Il primo messaggino di allarme arriva già nella notte: «Amici, sta accadendo quello che ci aspettavamo, per cui siamo già preparati. Il nostro lavoro non sarà in alcun modo intaccato». Lo manda da San Pietroburgo Elena Popova, la leader del Movimento degli Obiettori di coscienza russi.

Nello scontro tra le truppe di Prigozhin che avanza verso la capitale, e la corte di Putin barricata al Cremlino, c’è una vasta terra di nessuno nella quale ci stanno loro, i pacifisti, che dal primo giorno hanno rifiutato la guerra e ora si trovano al centro dello scontro tra due bande militari.

DARYA BERG è un’attivista nonviolenta russa esule in Georgia, coordinatrice dell’organizzazione antimilitarista “Go By the Forest” (in russo ha il significato misto di «Scappa, se puoi», ma anche «Vai a farti fottere», rivolto a Putin) che ha lo scopo di aiutare il maggior numero possibile di persone ad evitare di essere coinvolte nel sistema militare: «Il giorno in cui Putin e il suo governo hanno iniziato la guerra in Ucraina, hanno messo la Russia a rischio di: disastri economici, guerra civile e una giunta militare al potere.

La rivolta dei mercenari di Prigozhin è un’escalation di violenza, una minaccia diretta a milioni di civili in Russia, in particolare donne e bambini. I combattenti della Wagner sono principalmente ex detenuti, molti dei quali incarcerati per femminicidi, per violenza domestica contro le donne». È la prima dichiarazione ufficiale del movimento pacifista in esilio, concordata con chi è rimasto ad operare per la pace in patria. Ma ora cosa può fare il movimento pacifista russo? «Come movimento politico che ha a cuore il futuro del nostro paese – prosegue Darya Berg – non possiamo sostenere nessuna delle parti nell’attuale conflitto politico interno.

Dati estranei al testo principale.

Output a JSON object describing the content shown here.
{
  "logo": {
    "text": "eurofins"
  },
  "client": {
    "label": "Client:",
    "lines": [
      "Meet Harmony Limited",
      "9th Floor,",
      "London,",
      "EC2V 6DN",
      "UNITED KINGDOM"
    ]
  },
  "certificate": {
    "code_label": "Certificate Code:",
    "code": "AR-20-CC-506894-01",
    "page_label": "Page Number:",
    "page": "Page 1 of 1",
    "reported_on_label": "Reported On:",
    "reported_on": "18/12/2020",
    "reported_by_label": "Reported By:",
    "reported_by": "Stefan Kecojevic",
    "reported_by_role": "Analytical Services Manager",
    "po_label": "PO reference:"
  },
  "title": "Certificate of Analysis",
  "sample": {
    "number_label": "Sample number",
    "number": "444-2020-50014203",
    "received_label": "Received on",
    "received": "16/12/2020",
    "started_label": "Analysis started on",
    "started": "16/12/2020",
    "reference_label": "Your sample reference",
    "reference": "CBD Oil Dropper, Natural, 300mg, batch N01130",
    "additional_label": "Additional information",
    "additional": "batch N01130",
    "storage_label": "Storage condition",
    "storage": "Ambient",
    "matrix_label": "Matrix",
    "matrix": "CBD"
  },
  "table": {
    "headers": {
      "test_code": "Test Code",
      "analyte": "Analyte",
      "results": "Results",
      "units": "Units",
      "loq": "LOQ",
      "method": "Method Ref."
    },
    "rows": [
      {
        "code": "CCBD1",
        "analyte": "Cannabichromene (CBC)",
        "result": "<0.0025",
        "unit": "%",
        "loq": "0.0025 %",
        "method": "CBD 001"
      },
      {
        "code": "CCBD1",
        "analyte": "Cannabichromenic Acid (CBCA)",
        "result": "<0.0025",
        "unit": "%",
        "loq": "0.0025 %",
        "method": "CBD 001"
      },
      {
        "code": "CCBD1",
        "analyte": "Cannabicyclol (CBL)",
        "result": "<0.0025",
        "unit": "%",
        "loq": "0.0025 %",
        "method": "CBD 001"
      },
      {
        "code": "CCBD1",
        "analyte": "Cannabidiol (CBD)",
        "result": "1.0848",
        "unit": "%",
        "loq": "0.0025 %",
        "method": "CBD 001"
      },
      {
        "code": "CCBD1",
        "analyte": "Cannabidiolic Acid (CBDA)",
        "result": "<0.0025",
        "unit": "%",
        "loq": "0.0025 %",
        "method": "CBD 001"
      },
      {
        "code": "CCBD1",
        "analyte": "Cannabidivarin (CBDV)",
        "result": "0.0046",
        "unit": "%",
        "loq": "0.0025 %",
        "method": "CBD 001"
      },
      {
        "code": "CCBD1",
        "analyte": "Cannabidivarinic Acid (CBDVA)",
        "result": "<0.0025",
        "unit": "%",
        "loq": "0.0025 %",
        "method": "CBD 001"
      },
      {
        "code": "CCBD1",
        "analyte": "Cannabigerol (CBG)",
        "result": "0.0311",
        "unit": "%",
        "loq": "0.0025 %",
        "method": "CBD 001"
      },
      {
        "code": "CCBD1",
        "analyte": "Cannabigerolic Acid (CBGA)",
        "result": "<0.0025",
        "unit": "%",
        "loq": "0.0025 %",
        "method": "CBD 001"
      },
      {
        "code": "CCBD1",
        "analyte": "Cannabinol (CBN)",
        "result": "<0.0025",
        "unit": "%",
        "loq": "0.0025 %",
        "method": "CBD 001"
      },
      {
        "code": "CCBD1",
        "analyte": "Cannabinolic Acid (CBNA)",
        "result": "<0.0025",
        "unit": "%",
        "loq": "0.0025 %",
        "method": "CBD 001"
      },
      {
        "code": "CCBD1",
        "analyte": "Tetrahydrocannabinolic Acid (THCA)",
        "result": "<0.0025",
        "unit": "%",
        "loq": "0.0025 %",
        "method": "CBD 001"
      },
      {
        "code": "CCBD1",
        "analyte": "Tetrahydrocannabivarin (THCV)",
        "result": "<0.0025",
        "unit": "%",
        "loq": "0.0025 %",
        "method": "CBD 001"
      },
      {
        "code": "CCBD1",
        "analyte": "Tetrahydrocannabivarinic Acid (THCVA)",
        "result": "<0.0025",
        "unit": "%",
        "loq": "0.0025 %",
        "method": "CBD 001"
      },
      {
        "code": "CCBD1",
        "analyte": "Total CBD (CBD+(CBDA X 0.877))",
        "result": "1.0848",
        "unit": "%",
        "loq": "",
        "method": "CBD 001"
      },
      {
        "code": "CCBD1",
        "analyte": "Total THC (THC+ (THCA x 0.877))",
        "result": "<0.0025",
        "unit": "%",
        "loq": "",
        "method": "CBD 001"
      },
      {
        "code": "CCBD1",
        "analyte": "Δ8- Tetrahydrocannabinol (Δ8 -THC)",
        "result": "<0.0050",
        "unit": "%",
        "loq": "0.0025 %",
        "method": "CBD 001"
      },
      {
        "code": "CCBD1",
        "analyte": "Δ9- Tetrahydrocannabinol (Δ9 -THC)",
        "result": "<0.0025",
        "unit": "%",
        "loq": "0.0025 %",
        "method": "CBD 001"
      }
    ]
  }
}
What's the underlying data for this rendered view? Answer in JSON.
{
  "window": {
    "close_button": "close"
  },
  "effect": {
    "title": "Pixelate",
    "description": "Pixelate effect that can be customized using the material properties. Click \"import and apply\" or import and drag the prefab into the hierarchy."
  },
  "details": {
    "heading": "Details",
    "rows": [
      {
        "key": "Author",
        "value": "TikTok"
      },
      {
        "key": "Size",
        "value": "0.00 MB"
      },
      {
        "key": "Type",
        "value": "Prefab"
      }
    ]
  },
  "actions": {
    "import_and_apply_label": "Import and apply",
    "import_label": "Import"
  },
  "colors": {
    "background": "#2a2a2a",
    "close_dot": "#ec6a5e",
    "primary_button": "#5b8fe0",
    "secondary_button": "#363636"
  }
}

Vogliamo il ritiro delle truppe russe dall’Ucraina, l’arresto dei criminali di guerra (compresi Putin e Prigozhin) e lo sviluppo democratico e civile della Russia».

Tra i primi provvedimenti emergenziali presi dalle autorità russe, già in vigore nella regione di Mosca, vi è anche la voennoe polozhenie, una sorta di legge marziale che va dallo stato di guerra» al «livello di allerta base», che ha qualificato come «agenti stranieri» i movimenti pacifisti e nonviolenti, in pratica messi fuori legge. «È uno status completamente discriminatorio, contrario ai diritti umani e alle libertà universalmente riconosciuti – dice la Popova dalla sua residenza di San Pietroburgo – è una situazione difficile, il mio telefono è un centralino bollente, tentiamo di aiutare coloro che non vogliono andare in guerra ed in particolare supportare le mogli e le mamme che vogliono salvare mariti e figli dalla guerra non mandandoli presso le unità militari. È un lavoro senza sosta che facciamo da quando è scattata l’ultima mobilitazione».

Fino a ieri il Movimento degli Obiettori di Coscienza russi ha documentato centinaia di casi di persone detenute nelle carceri russe per essersi espresse pubblicamente o aver partecipato ad una manifestazione contro la guerra. È un elenco incompleto di chi si è esposto nel lavoro per la pace e di chi ha rifiutato di prendere le armi e prestare servizio militare.

ALEXANDER BELIK, obiettore di coscienza russo scrive dall’esilio: «Dall’inizio dell’invasione in Ucraina più di 20.000 persone sono state detenute a Mosca per le proteste pacifiste e 4.000 processi sono stati aperti contro chi si è espresso pubblicamente contro la guerra. Ovviamente le persone sono molto preoccupate, tuttavia continuano a protestare, e lo faranno anche nei prossimi giorni”.

Chi oggi a Mosca si mette contro Putin e contro Prigozhin, sfida l’articolo 207 del Codice penale della Federazione russa che punisce il reato di «diffusione di false informazioni sulle Forze Armate motivate dall’odio» commesso da un gruppo di persone (comma b), per guadagno personale (comma g) e motivata dall’odio (comma d), con la pena fino a 10 anni di detenzione.
L’ultimo messaggino che arriva in giornata è per ringraziare il Movimento Nonviolento del sostegno internazionale con la Campagna di Obiezione alla guerra a favore degli obiettori russi, bielorussi e ucraini.